Sara founded SAGE in a one-woman office in New York City in 1965 when she was just shy of her 25th birthday. Today SAGE is the world’s largest independent academic and professional publisher, with nearly 1,000 employees at offices around the globe.
In a program entitled “Making Social Science Matter” (keeping with our 45th anniversary theme of Celebrating the Social and Behavioral Sciences), five distinguished academic panelists shared personal stories about their early involvement with Sara and SAGE and the impact she has had not only on their careers, but on their respective fields. The panel was chaired by Melvin L. Oliver, the SAGE Sara Miller McCune Dean of Social Sciences and Professor of Sociology at the University of California, Santa Barbara.

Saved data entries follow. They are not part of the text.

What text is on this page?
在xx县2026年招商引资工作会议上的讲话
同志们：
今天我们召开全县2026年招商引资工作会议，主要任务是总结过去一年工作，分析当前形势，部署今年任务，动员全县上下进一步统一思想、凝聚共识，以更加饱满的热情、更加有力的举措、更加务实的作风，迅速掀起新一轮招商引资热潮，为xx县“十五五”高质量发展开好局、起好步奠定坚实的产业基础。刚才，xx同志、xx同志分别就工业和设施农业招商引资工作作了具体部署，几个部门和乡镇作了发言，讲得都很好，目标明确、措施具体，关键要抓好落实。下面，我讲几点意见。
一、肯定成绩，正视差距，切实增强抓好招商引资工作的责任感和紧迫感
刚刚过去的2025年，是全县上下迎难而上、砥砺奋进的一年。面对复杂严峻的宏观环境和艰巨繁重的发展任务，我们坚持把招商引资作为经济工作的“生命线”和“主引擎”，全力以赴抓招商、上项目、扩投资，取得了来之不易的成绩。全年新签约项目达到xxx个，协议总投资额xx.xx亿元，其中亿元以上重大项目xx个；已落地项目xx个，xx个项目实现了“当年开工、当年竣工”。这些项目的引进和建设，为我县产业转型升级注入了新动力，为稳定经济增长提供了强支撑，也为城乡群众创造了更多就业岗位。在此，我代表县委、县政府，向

Molefi Asante, Professor, Department of African American Studies at Temple University and founding and current editor of SAGE’s Journal of Black Studies, related his early involvement with Sara in the turbulent late 60s shortly after Martin Luther King had been assassinated. He said that much of the credit for the creation of the field of black studies goes to the Ford Foundation but he believes that SAGE deserves as much credit for creating outlets for the intellectual discussion necessary to the growth the field of black studies.
David Goldfield, Robert Lee Bailey Professor of History at University of North Carolina at Charlotte and editor of the SAGE journal Urban History credits Sara and SAGE for making the field of urban studies a genuine field of inquiry that previous to SAGE did not exist. SAGE author Gareth Morgan, Distinguished Research Professor at York University, claimed to be a relative newcomer to the panel, having only been associated with Sara and SAGE since 1981. He discussed SAGE’s contribution to the field of methods and organizational management.
Ellen Wartella, Distinguished Professor of Psychology at University of California Riverside and former president of the International Communication Association, discussed Sara and George’s interest in publishing communication research that would have an impact on society and policy, helping transform a field that had previously focused on rhetoric.
Michael Quinn Patton, formerly at the University of Minnesota, spoke eloquently about Sara and SAGE’s contribution to the development of the field of evaluation, which didn’t exist prior to SAGE’s support of the field. He added that some think SAGE made the field of evaluation whereas other say the field of evaluation made SAGE.
In response to a question from a SAGE staffer, Dr. Patton credited the field of evaluation and SAGE for publishing research on battered women’s shelters that has revolutionized the way battered women are treated when they call a shelter and there is no bed available. It was the perfect story to wrap up the panel and illustrate the impact SAGE has had on the social and behavioral sciences in ways that directly impact the lives of people.
Even for someone like me who has been around SAGE since 1994, hearing the stories straight from the people who were there about how SAGE has been formative in so many fields was inspiring. A video was made and I’ll post a link to it. It’s definitely worth a watch.